Any new release of anything is guaranteed to cause problems for a subset of the peole who install it. Personally, I continue to suffer from a problem that my wireless connection doesn't restore after a wake from sleep, a problem that was introduced in a previous upgrade, fixed in that upgrade, then regressed with Lion. It ittitates me. But I'm not ready to write off Apple just yet.

Sep 6, 2011 2:07 PM in response to ApexRon

MNSteve,


I don't believe sleep is complicated. However, the rules as to when sleep should occur or be permitted need to be reviewed by Apple development because for lion the rules are incomplete or just not working. In addition, should there be a process that is preventing sleep, it would be nice to know about without having to bring up the terminal app and key in some obscure command.


All and all, I believe that Lion is fantastic, though I admit there is some work to be completed in certain areas. Granted, I had to learn some new trackpad motions but oh well I am over it.

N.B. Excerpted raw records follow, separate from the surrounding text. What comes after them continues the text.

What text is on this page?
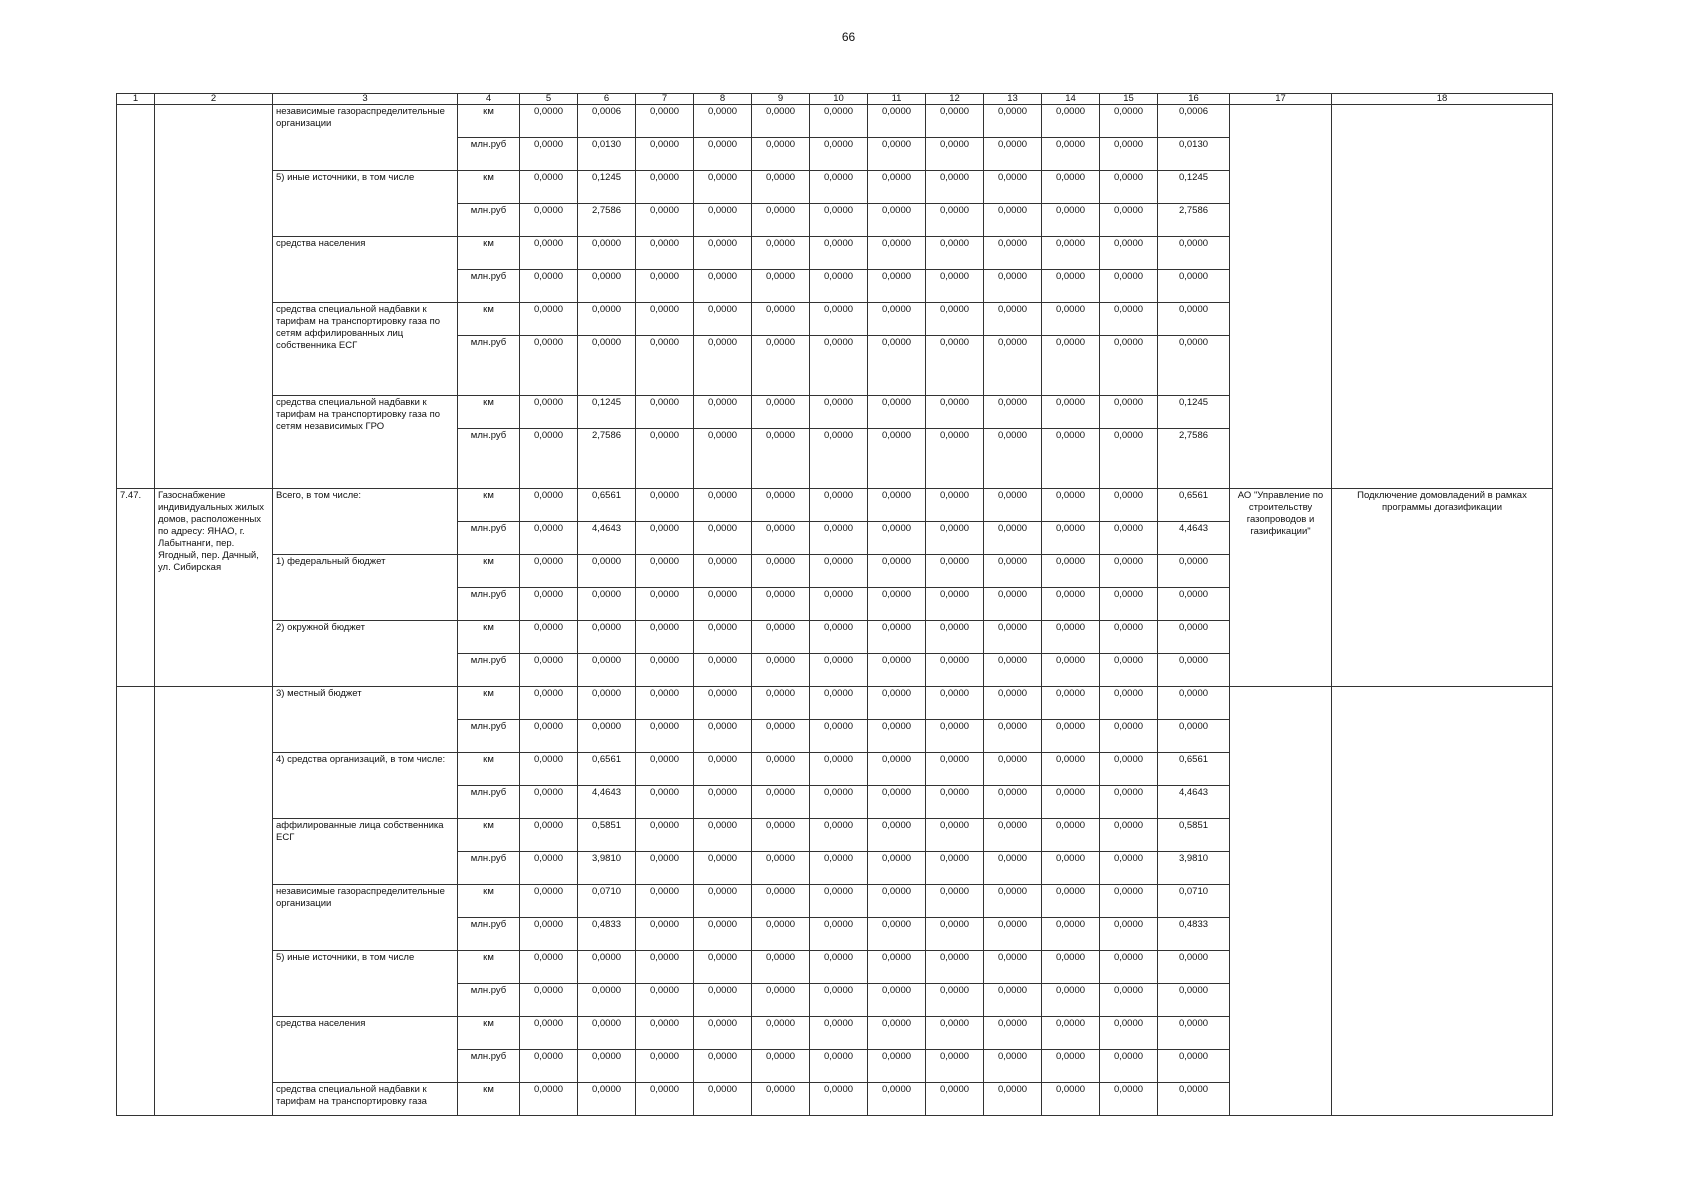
66
1	2	3	4	5	6	7	8	9	10	11	12	13	14	15	16	17	18
		независимые газораспределительные организации	км	0,0000	0,0006	0,0000	0,0000	0,0000	0,0000	0,0000	0,0000	0,0000	0,0000	0,0000	0,0006		
			млн.руб	0,0000	0,0130	0,0000	0,0000	0,0000	0,0000	0,0000	0,0000	0,0000	0,0000	0,0000	0,0130		
		5) иные источники, в том числе	км	0,0000	0,1245	0,0000	0,0000	0,0000	0,0000	0,0000	0,0000	0,0000	0,0000	0,0000	0,1245		
			млн.руб	0,0000	2,7586	0,0000	0,0000	0,0000	0,0000	0,0000	0,0000	0,0000	0,0000	0,0000	2,7586		
		средства населения	км	0,0000	0,0000	0,0000	0,0000	0,0000	0,0000	0,0000	0,0000	0,0000	0,0000	0,0000	0,0000		
			млн.руб	0,0000	0,0000	0,0000	0,0000	0,0000	0,0000	0,0000	0,0000	0,0000	0,0000	0,0000	0,0000		
		средства специальной надбавки к тарифам на транспортировку газа по сетям аффилированных лиц собственника ЕСГ	км	0,0000	0,0000	0,0000	0,0000	0,0000	0,0000	0,0000	0,0000	0,0000	0,0000	0,0000	0,0000		
			млн.руб	0,0000	0,0000	0,0000	0,0000	0,0000	0,0000	0,0000	0,0000	0,0000	0,0000	0,0000	0,0000		
		средства специальной надбавки к тарифам на транспортировку газа по сетям независимых ГРО	км	0,0000	0,1245	0,0000	0,0000	0,0000	0,0000	0,0000	0,0000	0,0000	0,0000	0,0000	0,1245		
			млн.руб	0,0000	2,7586	0,0000	0,0000	0,0000	0,0000	0,0000	0,0000	0,0000	0,0000	0,0000	2,7586		
7.47.	Газоснабжение индивидуальных жилых домов, расположенных по адресу: ЯНАО, г. Лабытнанги, пер. Ягодный, пер. Дачный, ул. Сибирская	Всего, в том числе:	км	0,0000	0,6561	0,0000	0,0000	0,0000	0,0000	0,0000	0,0000	0,0000	0,0000	0,0000	0,6561	АО "Управление по строительству газопроводов и газификации"	Подключение домовладений в рамках программы догазификации
			млн.руб	0,0000	4,4643	0,0000	0,0000	0,0000	0,0000	0,0000	0,0000	0,0000	0,0000	0,0000	4,4643		
		1) федеральный бюджет	км	0,0000	0,0000	0,0000	0,0000	0,0000	0,0000	0,0000	0,0000	0,0000	0,0000	0,0000	0,0000		
			млн.руб	0,0000	0,0000	0,0000	0,0000	0,0000	0,0000	0,0000	0,0000	0,0000	0,0000	0,0000	0,0000		
		2) окружной бюджет	км	0,0000	0,0000	0,0000	0,0000	0,0000	0,0000	0,0000	0,0000	0,0000	0,0000	0,0000	0,0000		
			млн.руб	0,0000	0,0000	0,0000	0,0000	0,0000	0,0000	0,0000	0,0000	0,0000	0,0000	0,0000	0,0000		
		3) местный бюджет	км	0,0000	0,0000	0,0000	0,0000	0,0000	0,0000	0,0000	0,0000	0,0000	0,0000	0,0000	0,0000		
			млн.руб	0,0000	0,0000	0,0000	0,0000	0,0000	0,0000	0,0000	0,0000	0,0000	0,0000	0,0000	0,0000		
		4) средства организаций, в том числе:	км	0,0000	0,6561	0,0000	0,0000	0,0000	0,0000	0,0000	0,0000	0,0000	0,0000	0,0000	0,6561		
			млн.руб	0,0000	4,4643	0,0000	0,0000	0,0000	0,0000	0,0000	0,0000	0,0000	0,0000	0,0000	4,4643		
		аффилированные лица собственника ЕСГ	км	0,0000	0,5851	0,0000	0,0000	0,0000	0,0000	0,0000	0,0000	0,0000	0,0000	0,0000	0,5851		
			млн.руб	0,0000	3,9810	0,0000	0,0000	0,0000	0,0000	0,0000	0,0000	0,0000	0,0000	0,0000	3,9810		
		независимые газораспределительные организации	км	0,0000	0,0710	0,0000	0,0000	0,0000	0,0000	0,0000	0,0000	0,0000	0,0000	0,0000	0,0710		
			млн.руб	0,0000	0,4833	0,0000	0,0000	0,0000	0,0000	0,0000	0,0000	0,0000	0,0000	0,0000	0,4833		
		5) иные источники, в том числе	км	0,0000	0,0000	0,0000	0,0000	0,0000	0,0000	0,0000	0,0000	0,0000	0,0000	0,0000	0,0000		
			млн.руб	0,0000	0,0000	0,0000	0,0000	0,0000	0,0000	0,0000	0,0000	0,0000	0,0000	0,0000	0,0000		
		средства населения	км	0,0000	0,0000	0,0000	0,0000	0,0000	0,0000	0,0000	0,0000	0,0000	0,0000	0,0000	0,0000		
			млн.руб	0,0000	0,0000	0,0000	0,0000	0,0000	0,0000	0,0000	0,0000	0,0000	0,0000	0,0000	0,0000		
		средства специальной надбавки к тарифам на транспортировку газа	км	0,0000	0,0000	0,0000	0,0000	0,0000	0,0000	0,0000	0,0000	0,0000	0,0000	0,0000	0,0000		
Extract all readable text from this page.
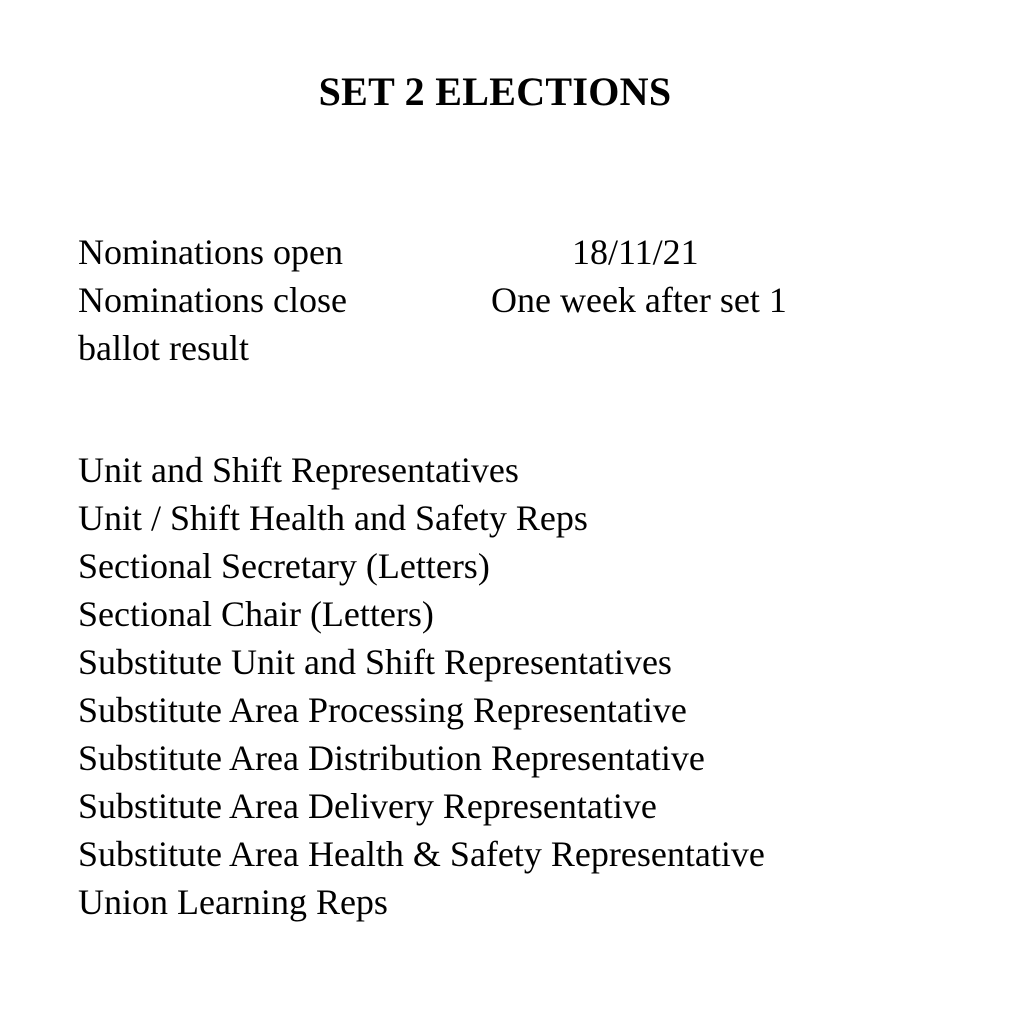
SET 2 ELECTIONS
Nominations open	18/11/21
Nominations close	One week after set 1
ballot result
Unit and Shift Representatives
Unit / Shift Health and Safety Reps
Sectional Secretary (Letters)
Sectional Chair (Letters)
Substitute Unit and Shift Representatives
Substitute Area Processing Representative
Substitute Area Distribution Representative
Substitute Area Delivery Representative
Substitute Area Health & Safety Representative
Union Learning Reps
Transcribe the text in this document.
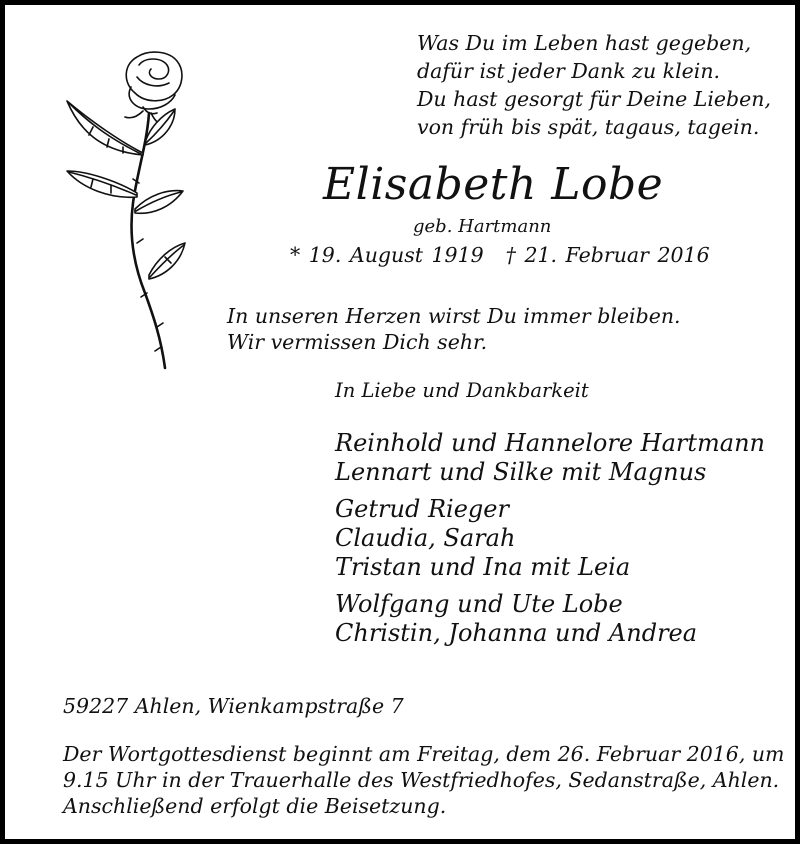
Was Du im Leben hast gegeben,
dafür ist jeder Dank zu klein.
Du hast gesorgt für Deine Lieben,
von früh bis spät, tagaus, tagein.
Elisabeth Lobe
geb. Hartmann
* 19. August 1919 † 21. Februar 2016
In unseren Herzen wirst Du immer bleiben.
Wir vermissen Dich sehr.
In Liebe und Dankbarkeit
Reinhold und Hannelore Hartmann
Lennart und Silke mit Magnus
Getrud Rieger
Claudia, Sarah
Tristan und Ina mit Leia
Wolfgang und Ute Lobe
Christin, Johanna und Andrea
59227 Ahlen, Wienkampstraße 7
Der Wortgottesdienst beginnt am Freitag, dem 26. Februar 2016, um
9.15 Uhr in der Trauerhalle des Westfriedhofes, Sedanstraße, Ahlen.
Anschließend erfolgt die Beisetzung.
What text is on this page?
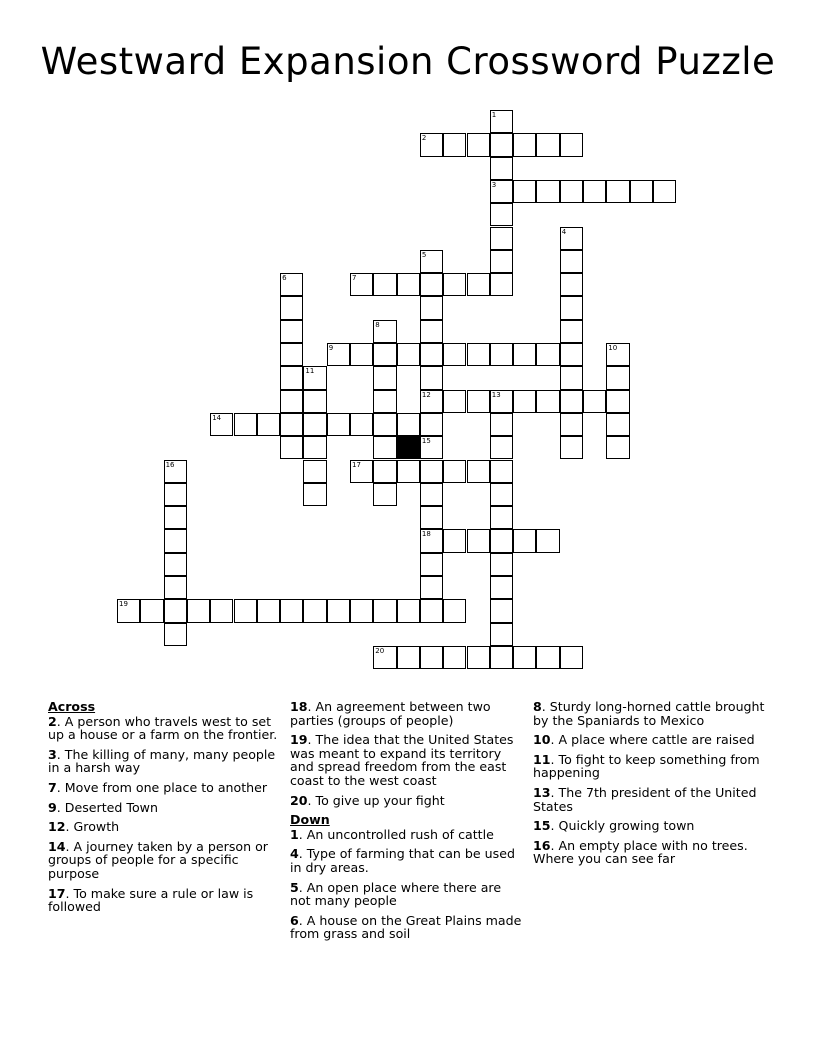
Westward Expansion Crossword Puzzle
1
2
3
4
5
6	7
8
9	10
11
12	13
14
15
16	17
18
19
20
Across
2. A person who travels west to set up a house or a farm on the frontier.
3. The killing of many, many people in a harsh way
7. Move from one place to another
9. Deserted Town
12. Growth
14. A journey taken by a person or groups of people for a specific purpose
17. To make sure a rule or law is followed
18. An agreement between two parties (groups of people)
19. The idea that the United States was meant to expand its territory and spread freedom from the east coast to the west coast
20. To give up your fight
Down
1. An uncontrolled rush of cattle
4. Type of farming that can be used in dry areas.
5. An open place where there are not many people
6. A house on the Great Plains made from grass and soil
8. Sturdy long-horned cattle brought by the Spaniards to Mexico
10. A place where cattle are raised
11. To fight to keep something from happening
13. The 7th president of the United States
15. Quickly growing town
16. An empty place with no trees. Where you can see far
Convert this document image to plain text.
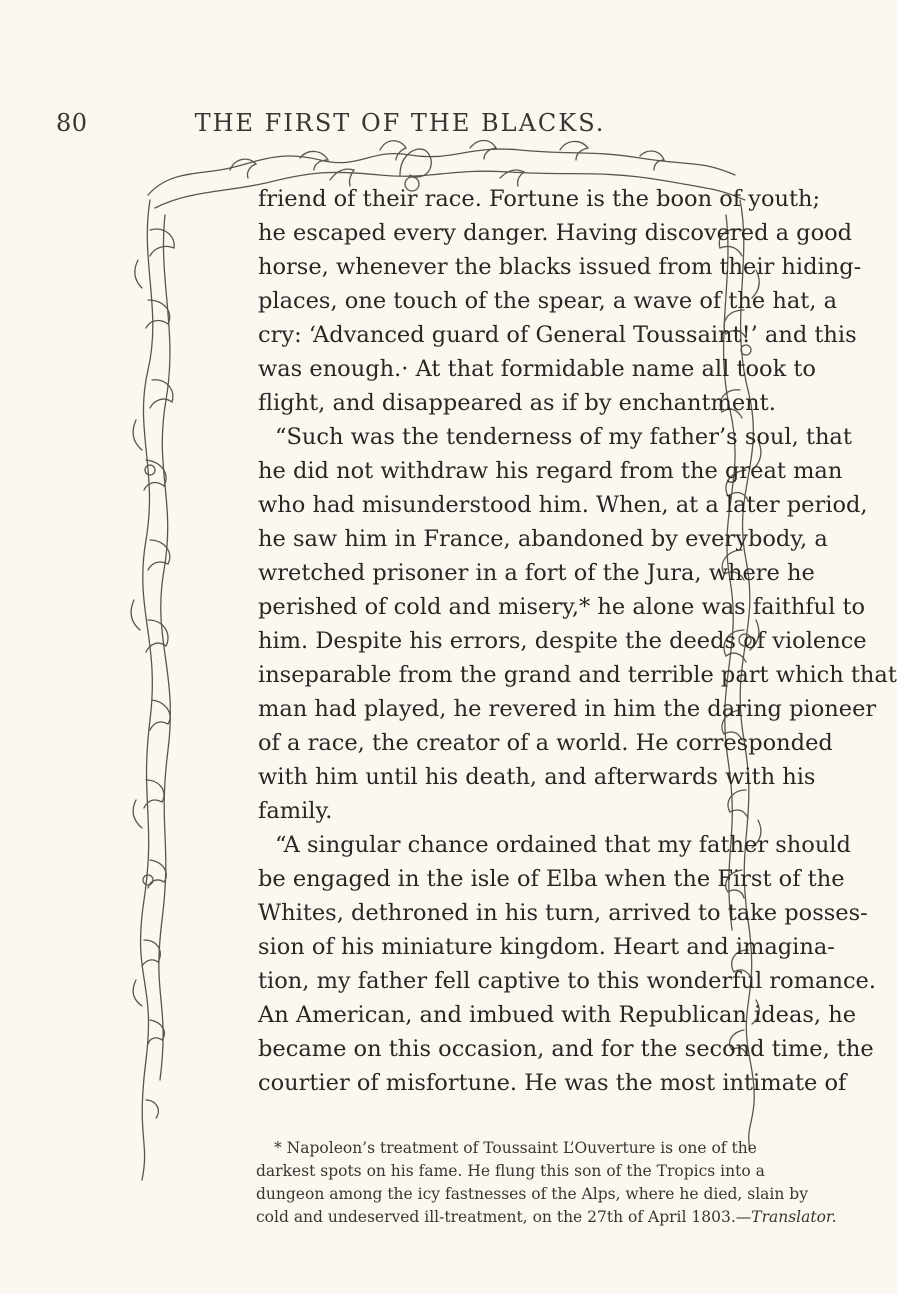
80	THE FIRST OF THE BLACKS.
friend of their race. Fortune is the boon of youth;
he escaped every danger. Having discovered a good
horse, whenever the blacks issued from their hiding-
places, one touch of the spear, a wave of the hat, a
cry: ‘Advanced guard of General Toussaint!’ and this
was enough.· At that formidable name all took to
flight, and disappeared as if by enchantment.
“Such was the tenderness of my father’s soul, that
he did not withdraw his regard from the great man
who had misunderstood him. When, at a later period,
he saw him in France, abandoned by everybody, a
wretched prisoner in a fort of the Jura, where he
perished of cold and misery,* he alone was faithful to
him. Despite his errors, despite the deeds of violence
inseparable from the grand and terrible part which that
man had played, he revered in him the daring pioneer
of a race, the creator of a world. He corresponded
with him until his death, and afterwards with his
family.
“A singular chance ordained that my father should
be engaged in the isle of Elba when the First of the
Whites, dethroned in his turn, arrived to take posses-
sion of his miniature kingdom. Heart and imagina-
tion, my father fell captive to this wonderful romance.
An American, and imbued with Republican ideas, he
became on this occasion, and for the second time, the
courtier of misfortune. He was the most intimate of
* Napoleon’s treatment of Toussaint L’Ouverture is one of the
darkest spots on his fame. He flung this son of the Tropics into a
dungeon among the icy fastnesses of the Alps, where he died, slain by
cold and undeserved ill-treatment, on the 27th of April 1803.—Translator.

Due to work requirements, I had Windoze for many years. Believe me, I am not going back.

Sep 7, 2011 2:41 PM in response to jcarpio

jcarpio wrote:


SOLVED:


if your mac is not sleeping properly (mine was not sleeping only when the power was plugged in) do this:


open terminal:

run pmset -g (you'll get an output similar to this)

Active Profiles:

Battery Power -1

AC Power -1*

Currently in use:

womp 0

autorestart 0

halfdim 1

sms 1

panicrestart 157680000

hibernatefile /var/vm/sleepimage

networkoversleep 0

disksleep 10

sleep 0 (imposed by 18)

hibernatemode 3

ttyskeepawake 1

displaysleep 10

acwake 0

lidwake 1


see the line "sleep 0 (imposed by 18)"? that means pid 18 is forcing sleep to be disabled, that's what the zero 0 means.


now do "ps -ef |grep -e 18" and find out what 18 is. mine was cupsd or internet printing. in preferences, print and scan, i unchecked, share this printer on the network.


i re-ran pmset -g and got:


Active Profiles:

Battery Power -1

AC Power -1*

Currently in use:

womp 0

autorestart 0

halfdim 1

sms 1

panicrestart 157680000

hibernatefile /var/vm/sleepimage

networkoversleep 0

disksleep 10

sleep 10

hibernatemode 3

ttyskeepawake 1

displaysleep 10

acwake 0

lidwake 1


put the mac to sleep and it worked just as expected!


Solved it for me. The sleep was prevented by an accidental print to a disconnected printer.


Anton-Junlens-MacBook-Pro:~ antonjunlen$ pmset -g

Active Profiles:

Battery Power 1

AC Power -1*

Currently in use:

standbydelay 4200

standby 0

womp 1

halfdim 1

panicrestart 157680000

gpuswitch 2

hibernatefile /var/vm/sleepimage

sms 1

networkoversleep 0

disksleep 10

sleep 0 (imposed by 30)

hibernatemode 3

ttyskeepawake 1

displaysleep 10

acwake 0

lidwake 1


26 99 30 0 7:27PM ?? 0:00.51 HP_LaserJet_Professional_P1102 ...... bla bla bla....


removed the document from the print queue and ... the computer took a nap.